Cinema: modo de fazer (publicado originalmente em 5/9/2020)
Em 2001, Eduardo Coutinho (1933-2014) encontrou no Edifício Master o local para realizar o próximo trabalho: o documentário que mostraria diferentes faces dos moradores.
Como se sabe, o longa-metragem foi lançado em 2002 e até hoje é referência de filmagem, característica comum pela qualidade cotidianamente esbanjada por Coutinho em suas produções.
Ao mesmo tempo em que labutava e quebrava a cabeça para confeccionar o filme, a cineasta Beth Formaggini, uma das auxiliares do documentarista em 'Edifício Master', aproveitou para filmá-lo. As imagens se transformaram em outro produto: 'Apartamento 608: Coutinho.doc', em parceria com o Canal Brasil.

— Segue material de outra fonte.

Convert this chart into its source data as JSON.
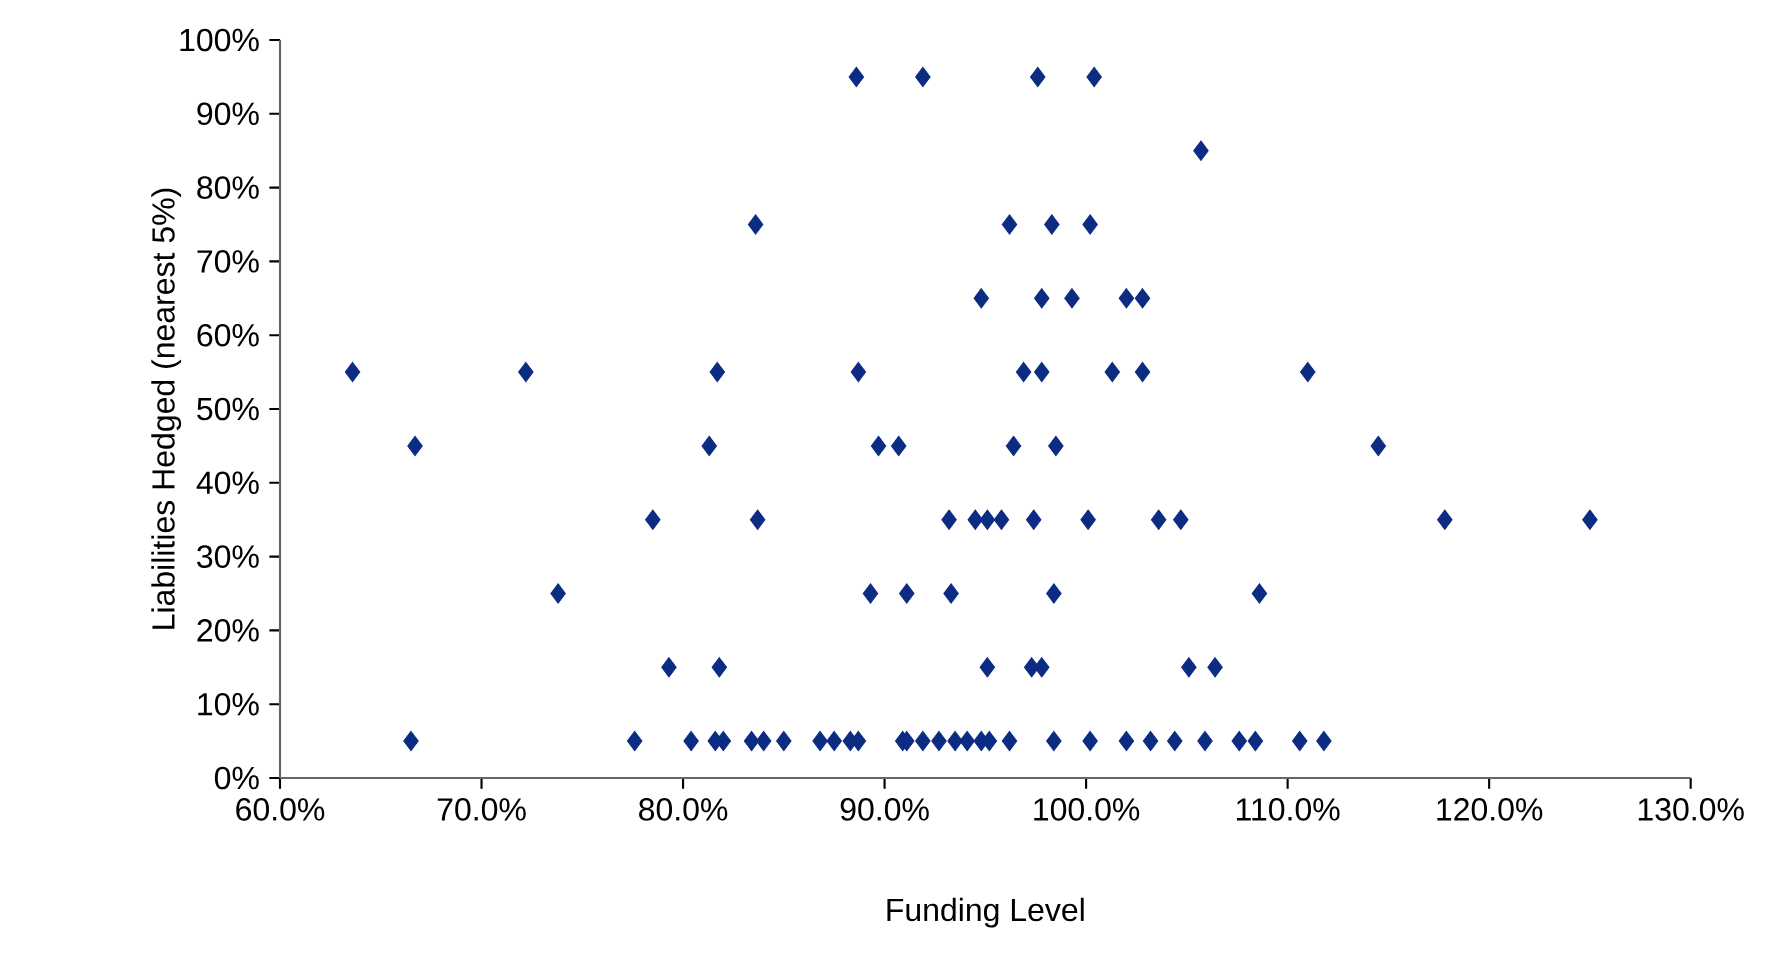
{
  "chart_data": {
    "type": "scatter",
    "xlabel": "Funding Level",
    "ylabel": "Liabilities Hedged (nearest 5%)",
    "marker": "diamond",
    "grid": false,
    "xlim": [
      60,
      130
    ],
    "ylim": [
      0,
      100
    ],
    "xticks": [
      {
        "value": 60,
        "label": "60.0%"
      },
      {
        "value": 70,
        "label": "70.0%"
      },
      {
        "value": 80,
        "label": "80.0%"
      },
      {
        "value": 90,
        "label": "90.0%"
      },
      {
        "value": 100,
        "label": "100.0%"
      },
      {
        "value": 110,
        "label": "110.0%"
      },
      {
        "value": 120,
        "label": "120.0%"
      },
      {
        "value": 130,
        "label": "130.0%"
      }
    ],
    "yticks": [
      {
        "value": 0,
        "label": "0%"
      },
      {
        "value": 10,
        "label": "10%"
      },
      {
        "value": 20,
        "label": "20%"
      },
      {
        "value": 30,
        "label": "30%"
      },
      {
        "value": 40,
        "label": "40%"
      },
      {
        "value": 50,
        "label": "50%"
      },
      {
        "value": 60,
        "label": "60%"
      },
      {
        "value": 70,
        "label": "70%"
      },
      {
        "value": 80,
        "label": "80%"
      },
      {
        "value": 90,
        "label": "90%"
      },
      {
        "value": 100,
        "label": "100%"
      }
    ],
    "series": [
      {
        "color": "#0c2c84",
        "x": [
          88.6,
          91.9,
          97.6,
          100.4,
          105.7,
          83.6,
          96.2,
          98.3,
          100.2,
          94.8,
          97.8,
          99.3,
          102,
          102.8,
          63.6,
          72.2,
          81.7,
          88.7,
          96.9,
          97.8,
          101.3,
          102.8,
          111,
          66.7,
          81.3,
          89.7,
          90.7,
          96.4,
          98.5,
          114.5,
          78.5,
          83.7,
          93.2,
          94.5,
          95.1,
          95.8,
          97.4,
          100.1,
          103.6,
          104.7,
          117.8,
          125,
          73.8,
          89.3,
          91.1,
          93.3,
          98.4,
          108.6,
          79.3,
          81.8,
          95.1,
          97.3,
          97.8,
          105.1,
          106.4,
          66.5,
          77.6,
          80.4,
          81.6,
          82,
          83.4,
          84,
          85,
          86.8,
          87.5,
          88.3,
          88.7,
          90.9,
          91.1,
          91.9,
          92.7,
          93.5,
          94.1,
          94.8,
          95.2,
          96.2,
          98.4,
          100.2,
          102,
          103.2,
          104.4,
          105.9,
          107.6,
          108.4,
          110.6,
          111.8
        ],
        "values": [
          95,
          95,
          95,
          95,
          85,
          75,
          75,
          75,
          75,
          65,
          65,
          65,
          65,
          65,
          55,
          55,
          55,
          55,
          55,
          55,
          55,
          55,
          55,
          45,
          45,
          45,
          45,
          45,
          45,
          45,
          35,
          35,
          35,
          35,
          35,
          35,
          35,
          35,
          35,
          35,
          35,
          35,
          25,
          25,
          25,
          25,
          25,
          25,
          15,
          15,
          15,
          15,
          15,
          15,
          15,
          5,
          5,
          5,
          5,
          5,
          5,
          5,
          5,
          5,
          5,
          5,
          5,
          5,
          5,
          5,
          5,
          5,
          5,
          5,
          5,
          5,
          5,
          5,
          5,
          5,
          5,
          5,
          5,
          5,
          5,
          5
        ]
      }
    ]
  }
}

São momentos únicos de Coutinho e o seu modo de fazer cinema: as dúvidas, as tensões, as discussões, as trocas de ideias, as fraquezas, a quase desistência, enfim, tudo está captado pelas lentes de Beth. Por exemplo: com apenas 6 dias de filmagens, ele já demonstrava o desejo de abandonar o projeto - 'Não vai dar. Os depoimentos são fracos e não achamos nada de importante', diz.
'O que fazer? Vamos ligar pro João e falar que desistimos? Vamos devolver o dinheiro pra ele?'. No caso, o João citado é o Moreira Sales, também cineasta e o produtor de 'Edifício Master' com sua empresa VideoFilmes.
Nos debates com a equipe, Coutinho se fazia de vítima para ouvir os argumentos dos colegas. Geralmente se convencia. O plano para filmar o tal prédio foi bem simples: alugar um apartamento (o 608) e durante alguns dias descobrir personagens que 'tinham algo a dizer'. 'São pessoas comuns que têm histórias comuns.
Não adianta ficar fazendo perguntas bobas a elas', analisa Coutinho, que em um bar dá uma dica valiosa: 'Não se deve por artigo em título de filme. Tem que ser seco, na lata'. Neste mesmo dia, especulou-se um outro nome ao documentário em andamento: 'Conjugado'.
'É uma palavra ótima, porque engloba várias coisas. Gostei dela', comemora o diretor. 'Apartamento 608' foi de certa forma a homenagem necessária a um homem que viveu o cinema em película durante toda a vida. Coutinho não ligava para o pensamento alheiro.
A partir da década de 1980 tinha somente um pensamento na cuca: explorar o ser humano em seus sonhos, opiniões, delírios e emoções. Pôs a câmera para gravar faxineiras, empresários, desempregados, sindicalistas, cantores, atores, depressivos, felizes, trágicos etc. O interesse por obras de ficção estava próximo ao zero. Coutinho era teimoso, no bom sentido. Duração: 68 minutos. Cotação: ótimo.